Еще одним крупных хиджазским лириком был аль-Арджи, правнук халифа Османа, мекканский аристократ, неудачно ввязавшийся в политику и кончивший свои дни в тюрьме. Он тоже щеголял редкими сравнениями и очертя голову бросался в смелые метафоры, говоря, что «влюбленные сжимают друг друга в объятиях так крепко, как кредитор держит за платье должника». Это не мешало ему в нужный момент брать высокие лирические ноты и перемежать романтические восторги с поэтическими жалобами. Описывая ночь, когда ему приходилось напрасно ждать возлюбленную, он вздыхал, что «пасет звезды до утренней зари» и «караулит рассвет как стражник, следящий за проломом в стене». Из-за своей распутности и бесчисленных любовных похождений аль-Арджи стал героем непристойных анекдотов.

Упоминавшийся уже Ваддах, потомок персов, живший в Хиджазе, был мастером фривольных и чувственных стихов, полных наслаждений и эротики, порой очень смелой. О своей возлюбленной – которую, как он сетовал, со всех сторон окружают люди, «словно жемчужину, скрытую в раковине», – поэт писал, что ее тело прекрасно, как восходящее солнце, а гладкие бедра похожи на плотно слежавшийся снег. Когда ему говорили про смерть и загробный суд, он отвечал: поэтому я и тороплюсь отдаться своей страсти, ведь сердце мое принадлежит тем, кто носит браслеты. Девушек он соблазнял, обещая написать про них «красивую поэму», а если кто-то ему отказывал, возмущался: «Или подари мне любовь, или объясни, почему убиваешь мусульманина!»

Узриты

Совсем другими были бедуинские стихи племени узритов. В поэзии этих страстных кочевников не найдешь и следа хиджазского легкомыслия. Поэт здесь всегда предан только одной возлюбленной, с которой он, однако, по разным причинам не может соединиться. Тоска, страдания доводят его до безумия, и даже после смерти он не ждет облегчения.

По мнению узритов, в любовь попадают как в капкан, внезапно и на всю жизнь. Это не блаженство, а несчастье, горькая судьба, нечто предопределенное и неизменное, как вечность. Все на свете может закончиться, только не любовь. Несчастный Маджнун сравнивал любовь с коршуном, которая терзает его сердце при одном имени возлюбленной. Джамиль называл себя жертвой, которая плачет от любви к своему убийце. Вместе с измученным поэтом страдает и пустыня, и природа, и весь мир. Даже пойманная охотниками антилопа кажется Маджнуну похожей на его Лейлу, и он просит ее отпустить.

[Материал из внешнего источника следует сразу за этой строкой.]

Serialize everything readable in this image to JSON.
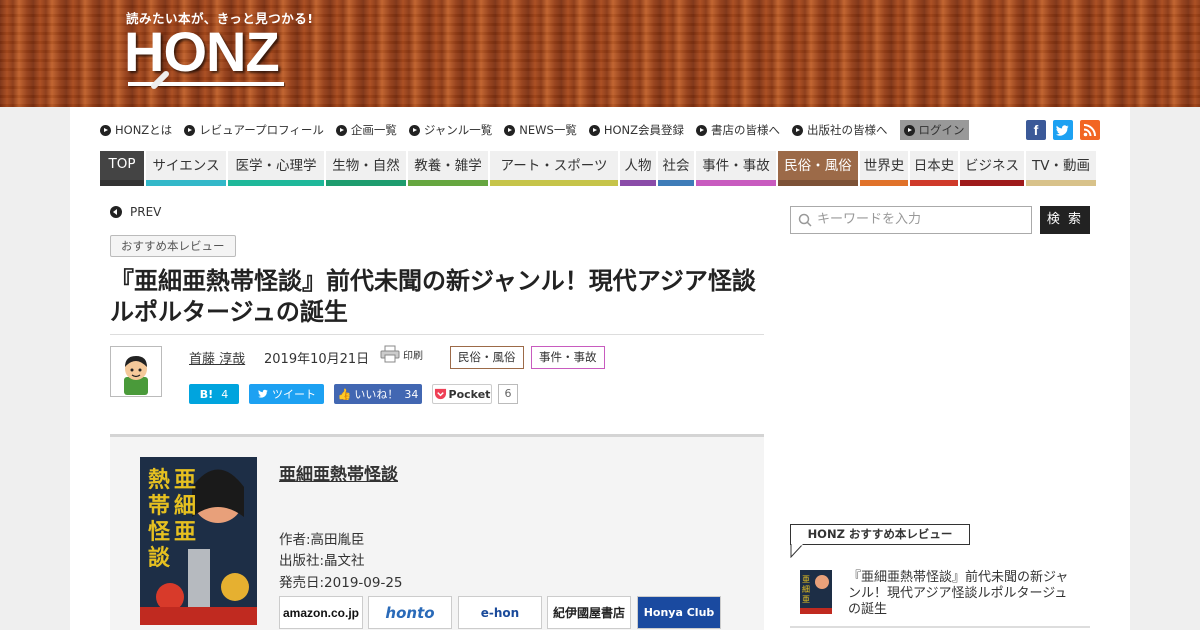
{
  "header": {
    "tagline": "読みたい本が、きっと見つかる!",
    "logo": "HONZ"
  },
  "topnav": {
    "items": [
      "HONZとは",
      "レビュアープロフィール",
      "企画一覧",
      "ジャンル一覧",
      "NEWS一覧",
      "HONZ会員登録",
      "書店の皆様へ",
      "出版社の皆様へ"
    ],
    "login": "ログイン"
  },
  "social": {
    "facebook": "f",
    "twitter": "t",
    "rss": "rss",
    "facebook_color": "#3b5998",
    "twitter_color": "#1da1f2",
    "rss_color": "#f26522"
  },
  "categories": [
    {
      "label": "TOP",
      "color": "#555555"
    },
    {
      "label": "サイエンス",
      "color": "#33b8c9"
    },
    {
      "label": "医学・心理学",
      "color": "#1fb89a"
    },
    {
      "label": "生物・自然",
      "color": "#1e9c6e"
    },
    {
      "label": "教養・雑学",
      "color": "#66a640"
    },
    {
      "label": "アート・スポーツ",
      "color": "#c6c44a"
    },
    {
      "label": "人物",
      "color": "#8a4ca8"
    },
    {
      "label": "社会",
      "color": "#3e7cb8"
    },
    {
      "label": "事件・事故",
      "color": "#c85bbf"
    },
    {
      "label": "民俗・風俗",
      "color": "#9c6a48"
    },
    {
      "label": "世界史",
      "color": "#e0722a"
    },
    {
      "label": "日本史",
      "color": "#cf3a2a"
    },
    {
      "label": "ビジネス",
      "color": "#9e1a1a"
    },
    {
      "label": "TV・動画",
      "color": "#d8c28a"
    }
  ],
  "article": {
    "prev": "PREV",
    "badge": "おすすめ本レビュー",
    "title": "『亜細亜熱帯怪談』前代未聞の新ジャンル！現代アジア怪談ルポルタージュの誕生",
    "author": "首藤 淳哉",
    "date": "2019年10月21日",
    "print": "印刷",
    "tags": [
      "民俗・風俗",
      "事件・事故"
    ],
    "share": {
      "hatena_label": "B!",
      "hatena_count": "4",
      "tweet": "ツイート",
      "like": "いいね！",
      "like_count": "34",
      "pocket": "Pocket",
      "pocket_count": "6"
    }
  },
  "book": {
    "title": "亜細亜熱帯怪談",
    "author": "作者:高田胤臣",
    "publisher": "出版社:晶文社",
    "release": "発売日:2019-09-25",
    "cover_title": "亜細亜熱帯怪談",
    "shops": [
      "amazon.co.jp",
      "honto",
      "e-hon",
      "紀伊國屋書店",
      "Honya Club"
    ]
  },
  "sidebar": {
    "search_placeholder": "キーワードを入力",
    "search_button": "検 索",
    "rec_label": "HONZ おすすめ本レビュー",
    "rec_title": "『亜細亜熱帯怪談』前代未聞の新ジャンル！現代アジア怪談ルポルタージュの誕生"
  }
}
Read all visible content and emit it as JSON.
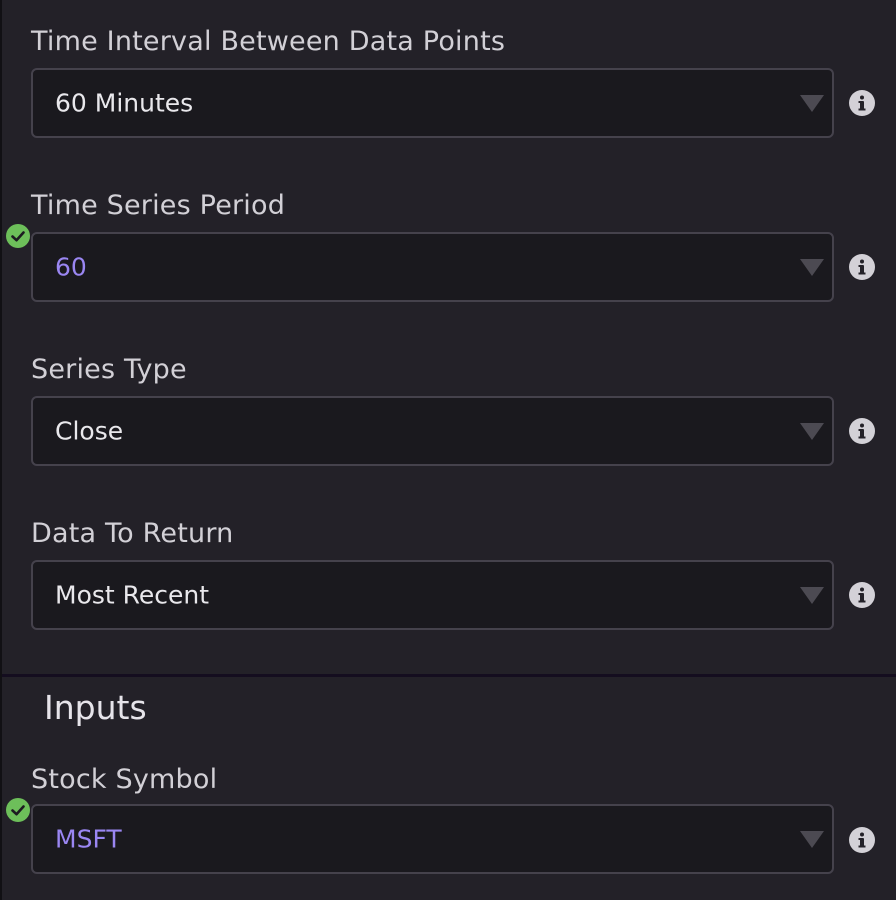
{
  "fields": [
    {
      "label": "Time Interval Between Data Points",
      "value": "60 Minutes",
      "linked": false
    },
    {
      "label": "Time Series Period",
      "value": "60",
      "linked": true
    },
    {
      "label": "Series Type",
      "value": "Close",
      "linked": false
    },
    {
      "label": "Data To Return",
      "value": "Most Recent",
      "linked": false
    }
  ],
  "inputs_section": {
    "title": "Inputs",
    "fields": [
      {
        "label": "Stock Symbol",
        "value": "MSFT",
        "linked": true
      }
    ]
  },
  "icons": {
    "dropdown": "chevron-down-icon",
    "info": "info-icon",
    "linked_status": "check-circle-icon"
  },
  "colors": {
    "background": "#232128",
    "select_background": "#1a191e",
    "linked_value": "#9a86f2",
    "check": "#6dbf5a"
  }
}
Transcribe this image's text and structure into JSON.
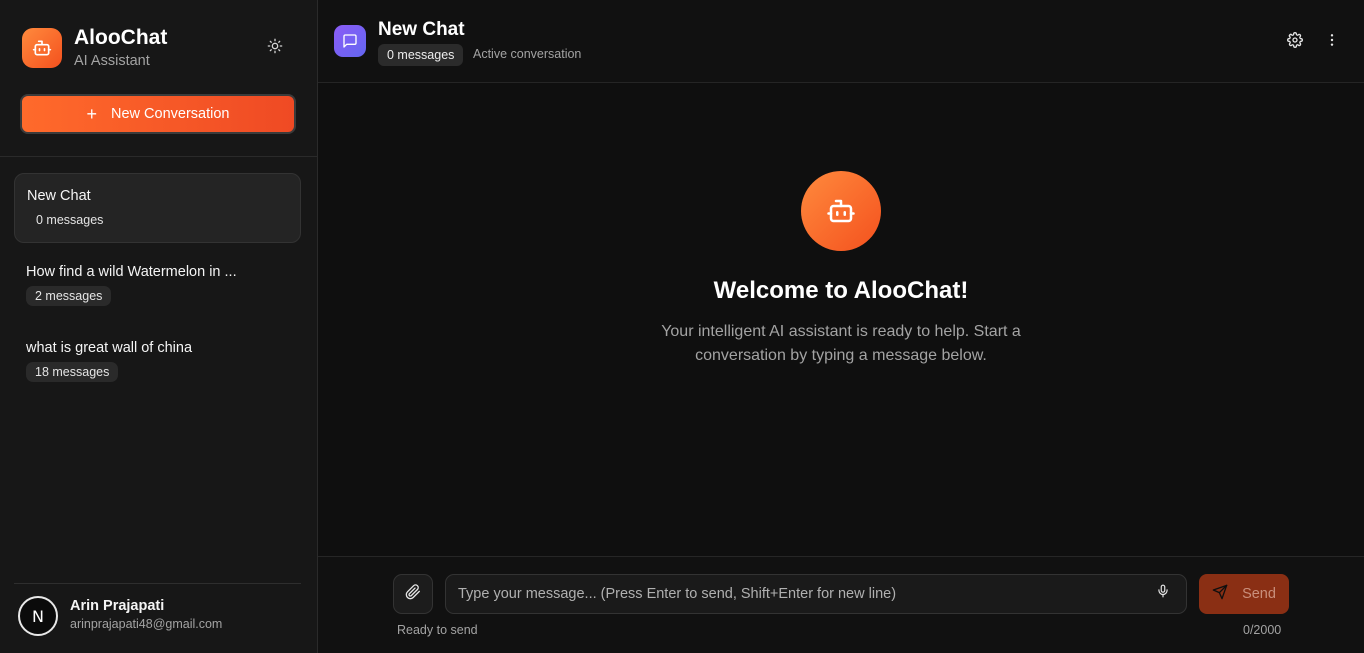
{
  "sidebar": {
    "brand_name": "AlooChat",
    "brand_subtitle": "AI Assistant",
    "new_conversation_label": "New Conversation",
    "conversations": [
      {
        "title": "New Chat",
        "badge": "0 messages",
        "active": true
      },
      {
        "title": "How find a wild Watermelon in ...",
        "badge": "2 messages",
        "active": false
      },
      {
        "title": "what is great wall of china",
        "badge": "18 messages",
        "active": false
      }
    ],
    "user": {
      "initial": "N",
      "name": "Arin Prajapati",
      "email": "arinprajapati48@gmail.com"
    }
  },
  "header": {
    "title": "New Chat",
    "message_count": "0 messages",
    "status": "Active conversation"
  },
  "welcome": {
    "title": "Welcome to AlooChat!",
    "text": "Your intelligent AI assistant is ready to help. Start a conversation by typing a message below."
  },
  "composer": {
    "placeholder": "Type your message... (Press Enter to send, Shift+Enter for new line)",
    "send_label": "Send",
    "status": "Ready to send",
    "char_count": "0/2000"
  },
  "colors": {
    "accent": "#f4511e",
    "accent_light": "#ff8a3d",
    "chat_icon": "#7c5cf0",
    "background": "#111111"
  },
  "icons": {
    "brand": "robot-icon",
    "theme": "sun-icon",
    "chat": "message-square-icon",
    "settings": "gear-icon",
    "more": "more-vertical-icon",
    "attach": "paperclip-icon",
    "mic": "microphone-icon",
    "send": "send-icon"
  }
}
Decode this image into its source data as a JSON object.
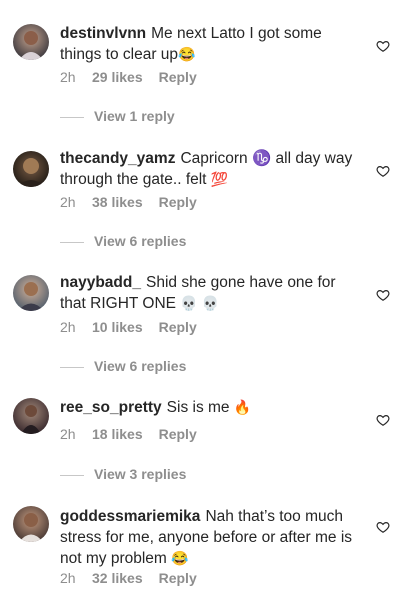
{
  "comments": [
    {
      "username": "destinvlvnn",
      "text": "Me next Latto I got some things to clear up",
      "emoji": "😂",
      "time": "2h",
      "likes": "29 likes",
      "reply": "Reply",
      "view_replies": "View 1 reply",
      "avatar_icon": "avatar-photo"
    },
    {
      "username": "thecandy_yamz",
      "text": "Capricorn ♑ all day way through the gate.. felt",
      "emoji": "💯",
      "time": "2h",
      "likes": "38 likes",
      "reply": "Reply",
      "view_replies": "View 6 replies",
      "avatar_icon": "avatar-photo"
    },
    {
      "username": "nayybadd_",
      "text": "Shid she gone have one for that RIGHT ONE",
      "emoji": "💀 💀",
      "time": "2h",
      "likes": "10 likes",
      "reply": "Reply",
      "view_replies": "View 6 replies",
      "avatar_icon": "avatar-photo"
    },
    {
      "username": "ree_so_pretty",
      "text": "Sis is me",
      "emoji": "🔥",
      "time": "2h",
      "likes": "18 likes",
      "reply": "Reply",
      "view_replies": "View 3 replies",
      "avatar_icon": "avatar-photo"
    },
    {
      "username": "goddessmariemika",
      "text": "Nah that’s too much stress for me, anyone before or after me is not my problem",
      "emoji": "😂",
      "time": "2h",
      "likes": "32 likes",
      "reply": "Reply",
      "avatar_icon": "avatar-photo"
    }
  ],
  "icons": {
    "like": "heart-outline-icon"
  },
  "colors": {
    "text": "#262626",
    "meta": "#8e8e8e",
    "divider": "#c7c7c7"
  }
}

Разрастаясь в душе влюбленного, любовь превращается в абсолют, в предел существования, в религию и веру. Джамиль ставит свою Бусайну на второе место после Аллаха – ведь от нее зависят его жизнь и смерть – и признается, что мысли о ней не оставляют его даже во время молитвы. Когда ему предлагают воевать против неверных, он отвечает, что его любовь и есть джихад. Кусайир благодарит Аззу, как Бога, за все, что она дает, неважно, добро это или зло. Маджнун молится не в сторону Каабы, а в сторону Лейлы. Все это звучит не менее кощунственно, чем хиджазская лирика с ее погоней за удовольствиями, только на другой лад.

Трудно сказать, стояли ли за поэзией узритов какие-то реальные люди, или это была просто мода, условность, особенности жанра, отражавшего другой тип любви или другую ее сторону. У хиджазской лирики были свои шаблоны, у узритской – свои. Прекрасная дама непреклонна или выходит замуж за другого, поэт теряет разум от любви, становится изгоем, скитается в пустыне, повсюду следует за возлюбленной, целует следы ее ног и, наконец, умирает от разлуки – по таким лекалам, с некоторыми вариациями, создавались все любовно-лирические циклы.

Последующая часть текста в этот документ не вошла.